Accelerated Partial Breast Irradiation (APBI)
APBI is a localized form of radiation treatment that targets just the tumor bed and a small amount of surrounding breast tissue. This can be achieved utilizing external beam radiation therapy or brachytherapy. The procedure requires close collaboration between the surgeon who removes the breast tumor and the radiation oncologist who treats the tumor after surgery.
Intraoperative Radiation Therapy (IORT)
IORT involves delivering a single, targeted, high-dose treatment of radiation therapy at the time of the patient’s breast surgery. At UVA, IORT is performed using a CT scanner so that the radiation oncologist can see the tumor bed and know exactly where to deliver the radiation. This also allows decreased radiation to normal tissues.

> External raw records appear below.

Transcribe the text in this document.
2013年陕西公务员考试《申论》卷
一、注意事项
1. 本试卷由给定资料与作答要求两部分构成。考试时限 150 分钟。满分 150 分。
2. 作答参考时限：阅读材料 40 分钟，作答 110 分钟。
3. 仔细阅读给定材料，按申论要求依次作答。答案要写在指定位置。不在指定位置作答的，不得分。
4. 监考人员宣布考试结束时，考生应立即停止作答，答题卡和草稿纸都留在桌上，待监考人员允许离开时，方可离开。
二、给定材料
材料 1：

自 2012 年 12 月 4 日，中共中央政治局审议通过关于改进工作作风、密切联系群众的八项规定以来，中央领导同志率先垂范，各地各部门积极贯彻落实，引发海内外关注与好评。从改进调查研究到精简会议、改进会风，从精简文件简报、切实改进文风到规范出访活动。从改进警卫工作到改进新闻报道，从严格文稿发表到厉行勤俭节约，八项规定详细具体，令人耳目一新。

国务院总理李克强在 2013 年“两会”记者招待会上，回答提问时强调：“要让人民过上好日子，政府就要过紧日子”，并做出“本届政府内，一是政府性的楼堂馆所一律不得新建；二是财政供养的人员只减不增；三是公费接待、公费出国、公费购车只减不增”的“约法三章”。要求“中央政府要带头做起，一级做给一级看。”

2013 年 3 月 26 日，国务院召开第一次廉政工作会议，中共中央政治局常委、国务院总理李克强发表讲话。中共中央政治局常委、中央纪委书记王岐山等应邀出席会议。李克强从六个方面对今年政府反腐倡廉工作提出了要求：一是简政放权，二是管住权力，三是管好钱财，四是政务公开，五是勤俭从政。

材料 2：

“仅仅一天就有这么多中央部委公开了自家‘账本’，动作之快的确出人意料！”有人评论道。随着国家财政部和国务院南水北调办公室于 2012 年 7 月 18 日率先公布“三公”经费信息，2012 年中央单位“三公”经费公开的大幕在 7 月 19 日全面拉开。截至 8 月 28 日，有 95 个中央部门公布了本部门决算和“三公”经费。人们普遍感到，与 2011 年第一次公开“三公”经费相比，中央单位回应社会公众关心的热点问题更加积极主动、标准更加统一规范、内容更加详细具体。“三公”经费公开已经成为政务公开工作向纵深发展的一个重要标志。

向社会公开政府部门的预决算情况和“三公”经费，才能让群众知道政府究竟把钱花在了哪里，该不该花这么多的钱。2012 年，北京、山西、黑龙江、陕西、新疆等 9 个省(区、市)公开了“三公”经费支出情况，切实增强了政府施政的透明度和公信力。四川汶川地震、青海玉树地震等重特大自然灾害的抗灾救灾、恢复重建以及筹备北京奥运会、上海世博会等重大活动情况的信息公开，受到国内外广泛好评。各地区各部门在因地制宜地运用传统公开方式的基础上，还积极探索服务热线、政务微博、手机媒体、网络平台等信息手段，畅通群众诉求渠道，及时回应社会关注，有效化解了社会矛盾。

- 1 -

Deep Inspiratory Breath Hold (DIBH)
Studies have shown that it is very important to limit heart dose when treating left-sided breast cancers to prevent long-term complications such as heart attacks. On inspiration, the heart moves farther from the chest wall and breast allowing radiation to be delivered with minimal radiation exposure to the heart. Patients are instructed to take a deep breath and are monitored during treatment. The radiation beam is only turned on during inspiration and automatically shuts off if the patient needs to breathe.
Image-Guided Radiation Therapy (IGRT)
Images are obtained prior to treatment to locate the radiation target just before radiation is delivered with the patient in the treatment position. This allows more accurate delivery of radiation.
While all of these technical innovations are available at UVA Cancer Center, some applications are limited to clinical trials. The radiation oncologist can discuss the specifics of treatment and available options based on the type and stage of the patient’s breast cancer at the time of consultation.